Die Lösung: Das beste Gegenmittel gegen emotionales Spiel ist ein System zu haben. Wenn du genug Hände trainiert hast, um zu wissen, wie das richtige Spiel aussieht, musst du dich nicht darauf verlassen, wie du dich im Moment fühlst. Expected Value ändert sich nicht je nach deiner Stimmung. Die Empfehlung des Solvers für Ace-Ten suited vom CO ist dieselbe, egal ob du fünf Buy-ins im Plus bist oder drei im Minus. Training mit einem Tool wie Poker Sense baut diesen inneren Rahmen auf — nach genug Wiederholungen fängt die richtige Aktion an, offensichtlich zu werden, und Emotionen haben weniger Raum einzudringen.
Alles zusammenbringen
Diese sechs Fehler hängen zusammen. Zu viele Hände zu spielen führt dazu, in zu vielen Pots mit schwachen Holdings zu sein. In Pots mit schwachen Holdings zu sein führt zu passivem Spiel und zu viel Callen. Passives Spiel führt zu Frustration, die zu emotionalen Entscheidungen führt, die dazu führen, noch mehr Hände zu spielen. Es ist ein Kreislauf.

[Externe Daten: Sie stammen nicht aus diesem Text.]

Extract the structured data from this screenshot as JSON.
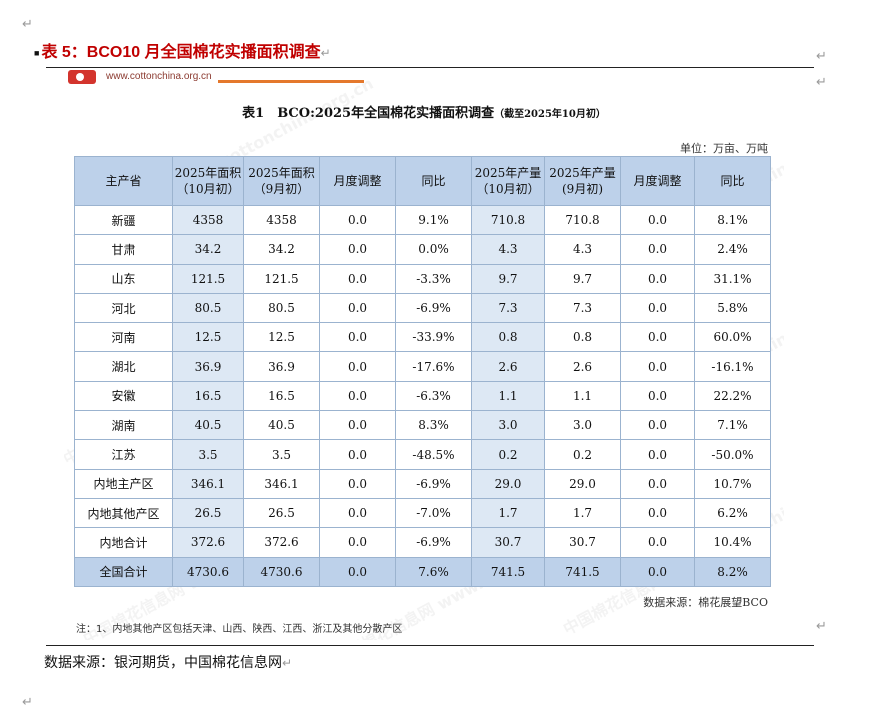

Das Ermutigende ist, dass das Beheben jedes einzelnen dieser Lecks bei den anderen hilft. Strafe deine Preflop-Handauswahl an und du endest natürlich in weniger schwierigen Situationen nach dem Flop. Achte auf Position und deine schwierigen Situationen werden leichter, weil du mehr Informationen hast. Denke über Betgrößen nach und du wirst anfangen zu verstehen, warum der Solver verschiedene Beträge auf verschiedenen Boards empfiehlt.

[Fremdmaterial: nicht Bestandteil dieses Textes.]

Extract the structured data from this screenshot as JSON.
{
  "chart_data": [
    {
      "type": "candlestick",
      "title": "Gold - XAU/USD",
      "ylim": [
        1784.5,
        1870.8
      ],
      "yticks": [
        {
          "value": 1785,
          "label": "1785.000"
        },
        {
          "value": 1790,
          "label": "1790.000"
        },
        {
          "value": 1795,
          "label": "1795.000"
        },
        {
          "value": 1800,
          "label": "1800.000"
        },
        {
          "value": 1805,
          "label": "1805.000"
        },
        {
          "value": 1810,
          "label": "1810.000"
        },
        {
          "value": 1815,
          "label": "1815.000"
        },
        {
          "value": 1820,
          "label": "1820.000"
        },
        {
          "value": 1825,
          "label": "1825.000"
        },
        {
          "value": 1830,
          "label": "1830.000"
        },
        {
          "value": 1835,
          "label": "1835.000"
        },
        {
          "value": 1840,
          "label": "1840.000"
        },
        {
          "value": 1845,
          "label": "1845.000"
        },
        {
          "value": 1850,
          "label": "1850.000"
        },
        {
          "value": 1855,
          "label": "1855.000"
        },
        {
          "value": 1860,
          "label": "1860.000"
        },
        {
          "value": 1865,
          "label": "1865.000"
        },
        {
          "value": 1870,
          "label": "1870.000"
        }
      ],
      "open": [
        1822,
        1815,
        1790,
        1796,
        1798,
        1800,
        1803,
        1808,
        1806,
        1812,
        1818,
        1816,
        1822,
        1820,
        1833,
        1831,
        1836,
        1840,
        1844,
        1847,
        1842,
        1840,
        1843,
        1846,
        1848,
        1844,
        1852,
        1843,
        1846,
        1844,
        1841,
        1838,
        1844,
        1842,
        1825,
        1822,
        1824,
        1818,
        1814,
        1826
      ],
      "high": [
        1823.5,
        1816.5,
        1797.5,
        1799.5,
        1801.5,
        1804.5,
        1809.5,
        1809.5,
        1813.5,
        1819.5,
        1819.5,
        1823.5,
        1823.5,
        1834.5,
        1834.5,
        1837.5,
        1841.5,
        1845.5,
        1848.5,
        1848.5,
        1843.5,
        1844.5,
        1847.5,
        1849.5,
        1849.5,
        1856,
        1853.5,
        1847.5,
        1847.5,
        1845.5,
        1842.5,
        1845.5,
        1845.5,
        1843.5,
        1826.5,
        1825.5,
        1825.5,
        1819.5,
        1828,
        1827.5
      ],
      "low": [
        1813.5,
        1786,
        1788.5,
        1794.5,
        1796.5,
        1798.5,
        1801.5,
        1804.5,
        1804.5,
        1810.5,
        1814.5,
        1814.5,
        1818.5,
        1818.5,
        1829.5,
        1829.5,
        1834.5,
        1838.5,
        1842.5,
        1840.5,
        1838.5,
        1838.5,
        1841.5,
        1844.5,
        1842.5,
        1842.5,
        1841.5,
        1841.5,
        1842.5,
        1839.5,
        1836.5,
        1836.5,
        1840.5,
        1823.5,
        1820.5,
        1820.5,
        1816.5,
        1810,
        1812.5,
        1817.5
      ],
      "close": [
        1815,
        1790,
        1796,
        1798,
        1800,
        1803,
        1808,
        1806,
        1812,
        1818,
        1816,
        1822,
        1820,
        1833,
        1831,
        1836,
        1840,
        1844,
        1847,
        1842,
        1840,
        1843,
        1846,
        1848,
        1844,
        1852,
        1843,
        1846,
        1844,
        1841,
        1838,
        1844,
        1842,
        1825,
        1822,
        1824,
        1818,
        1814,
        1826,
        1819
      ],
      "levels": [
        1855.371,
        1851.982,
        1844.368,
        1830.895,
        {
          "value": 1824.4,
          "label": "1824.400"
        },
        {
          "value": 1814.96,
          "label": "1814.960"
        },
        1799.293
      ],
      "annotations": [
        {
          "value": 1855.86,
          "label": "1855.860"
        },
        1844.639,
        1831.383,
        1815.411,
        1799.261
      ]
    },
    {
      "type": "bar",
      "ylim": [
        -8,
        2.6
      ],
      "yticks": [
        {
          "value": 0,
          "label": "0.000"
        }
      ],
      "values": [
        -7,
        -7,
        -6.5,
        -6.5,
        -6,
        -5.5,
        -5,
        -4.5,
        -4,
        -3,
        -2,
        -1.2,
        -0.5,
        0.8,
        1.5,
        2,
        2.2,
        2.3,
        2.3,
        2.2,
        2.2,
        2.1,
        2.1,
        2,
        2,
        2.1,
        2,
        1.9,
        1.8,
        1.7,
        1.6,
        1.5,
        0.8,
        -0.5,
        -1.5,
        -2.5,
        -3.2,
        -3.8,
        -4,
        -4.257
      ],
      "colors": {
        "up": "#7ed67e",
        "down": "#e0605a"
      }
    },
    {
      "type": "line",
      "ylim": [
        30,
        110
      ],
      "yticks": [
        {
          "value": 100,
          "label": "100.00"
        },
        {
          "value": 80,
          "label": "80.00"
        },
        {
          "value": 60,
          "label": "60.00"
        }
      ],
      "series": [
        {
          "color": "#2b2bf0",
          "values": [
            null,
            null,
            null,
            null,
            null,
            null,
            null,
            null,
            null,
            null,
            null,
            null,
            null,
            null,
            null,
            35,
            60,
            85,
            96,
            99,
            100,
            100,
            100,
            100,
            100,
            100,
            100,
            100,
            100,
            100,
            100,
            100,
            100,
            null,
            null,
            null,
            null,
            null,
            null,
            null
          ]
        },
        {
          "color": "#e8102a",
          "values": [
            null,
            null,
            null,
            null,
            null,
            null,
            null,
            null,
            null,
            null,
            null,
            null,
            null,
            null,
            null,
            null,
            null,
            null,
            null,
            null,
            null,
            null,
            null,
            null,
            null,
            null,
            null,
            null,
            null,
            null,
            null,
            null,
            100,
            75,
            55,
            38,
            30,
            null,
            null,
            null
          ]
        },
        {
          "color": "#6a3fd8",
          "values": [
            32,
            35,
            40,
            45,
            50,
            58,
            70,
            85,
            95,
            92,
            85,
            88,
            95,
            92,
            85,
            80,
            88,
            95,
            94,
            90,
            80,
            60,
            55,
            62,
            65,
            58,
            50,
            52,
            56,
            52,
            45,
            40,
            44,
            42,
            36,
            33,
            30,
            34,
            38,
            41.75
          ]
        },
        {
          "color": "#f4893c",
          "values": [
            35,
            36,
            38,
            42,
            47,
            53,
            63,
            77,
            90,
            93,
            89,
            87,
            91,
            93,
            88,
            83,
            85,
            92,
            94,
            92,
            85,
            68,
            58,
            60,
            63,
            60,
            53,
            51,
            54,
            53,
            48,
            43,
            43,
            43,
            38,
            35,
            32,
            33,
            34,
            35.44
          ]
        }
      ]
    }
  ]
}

Fang mit dem Leck an, das am meisten resoniert — das, bei dem du gedacht hast “ja, das mache ich.” Behebe dieses eine. Spiel ein paar Sessions und schau, wie es sich anfühlt. Dann komm zurück und arbeite am nächsten. Pokererverbesserung bedeutet nicht, alles über Nacht umzukrempeln. Es geht darum, kleine, konkrete Änderungen zu stapeln, bis sie zu Gewohnheiten werden.
Das Fazit
Homegame-Poker ist voller Muster, und die Muster, die dich am meisten kosten, sind oft die, die du nicht bemerkst, weil alle am Tisch sie auch machen. Zu viele Hände spielen, zu viel callen, Position ignorieren, immer die gleiche Betgröße verwenden, passiv spielen und Emotionen Entscheidungen bestimmen lassen — das sind die sechs Lecks, die den Großteil der Chipbewegung in lockeren Spielen erklären.
Du musst nicht alle auf einmal beheben. Wähle eins, übe es bewusst und lass die Verbesserung sich aufzinsen. Die Mathematik lügt nicht: Selbst kleine Anpassungen an diesen Grundlagen übersetzen sich langfristig in echte Ergebnisse. Und das Beste? In einem Homegame, in dem die meisten Spieler über nichts davon nachdenken, gibt dir jede Anpassung einen größeren Vorteil, als sie es an einem härteren Tisch tun würde.